Of course I know. Everyone in my condo building knows, thanks to Brittany’s ear-splitting outrage at my suggestion. Hell no, I don’t want you to spank me, you freak!
But I’m not going to engage now because I want my ex’s sister to get the hell out of my pad. At this rip-me-to-shreds rate, I’m going to be late for poker and my buds will bust my balls.
“Honestly, I expected more of you,” Jessica hisses, spewing more judgment at me. “You’re an adult. You should behave like a gentleman.”
“And your sister is a grown woman who said no and left here unspanked,” I say calmly, adding with a fake-ass smile, “So feel free to take her box and go.”
I wanted to say get the fuck out, but I didn’t. See?

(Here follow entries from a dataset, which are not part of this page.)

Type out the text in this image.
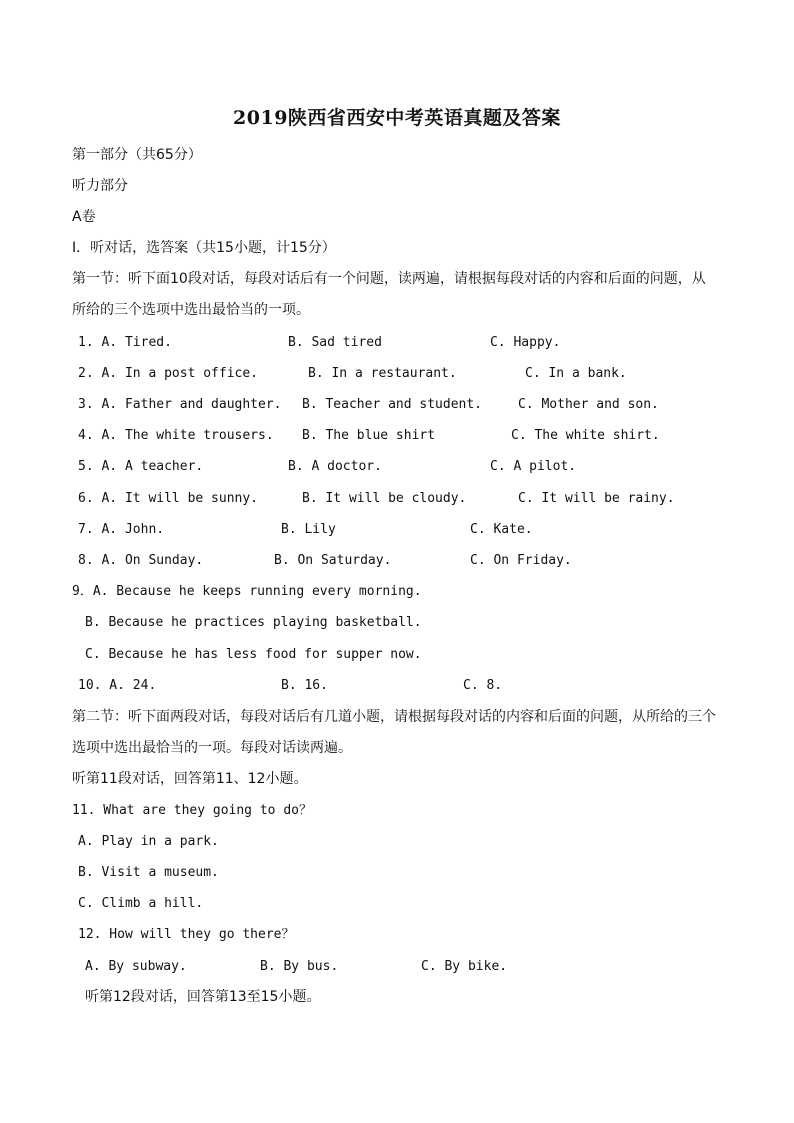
2019陕西省西安中考英语真题及答案
第一部分（共65分）
听力部分
A卷
I．听对话，选答案（共15小题，计15分）
第一节：听下面10段对话，每段对话后有一个问题，读两遍，请根据每段对话的内容和后面的问题，从
所给的三个选项中选出最恰当的一项。
1. A. Tired.	B. Sad tired	C. Happy.
2. A. In a post office.	B. In a restaurant.	C. In a bank.
3. A. Father and daughter. B. Teacher and student.	C. Mother and son.
4. A. The white trousers. B. The blue shirt	C. The white shirt.
5. A. A teacher.	B. A doctor.	C. A pilot.
6. A. It will be sunny.	B. It will be cloudy.	C. It will be rainy.
7. A. John.	B. Lily	C. Kate.
8. A. On Sunday.	B. On Saturday.	C. On Friday.
9．A. Because he keeps running every morning.
B. Because he practices playing basketball.
C. Because he has less food for supper now.
10. A. 24.	B. 16.	C. 8.
第二节：听下面两段对话，每段对话后有几道小题，请根据每段对话的内容和后面的问题，从所给的三个
选项中选出最恰当的一项。每段对话读两遍。
听第11段对话，回答第11、12小题。
11. What are they going to do？
A. Play in a park.
B. Visit a museum.
C. Climb a hill.
12. How will they go there？
A. By subway.	B. By bus.	C. By bike.
听第12段对话，回答第13至15小题。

I am a gentleman.
Jessica grinds the spikes of her sling-back heels into my hardwood floor and glares at me, waggling a long black nail. “You should be ashamed.”
“Britt made that quite clear,” I say drily. My phone buzzes on the coffee table. It’s probably Drew, docking points for me being late. I deserve that.
“You’re thirty-six,” Jessica spews. “Thirty-six-year-old men don’t ask to spank their girlfriends.”
I could beg to differ. I could also point out all the shitty things Brittany said to me while we were together, but instead, I grab the box and thrust it at her sister, hustling her toward the door. “Thanks for coming by. Here’s the last of Brittany’s things. Her poodle mug, her comfort-food cookbook, and her favorite spatula,” I say.
“Good. I’m going to cook with her tonight to make her feel better.” She snatches the box. “She’s still devastated by your outrageous request.”
Jessica takes the box, then gasps, dropping it like it’s on fire. “Ew! So gross.”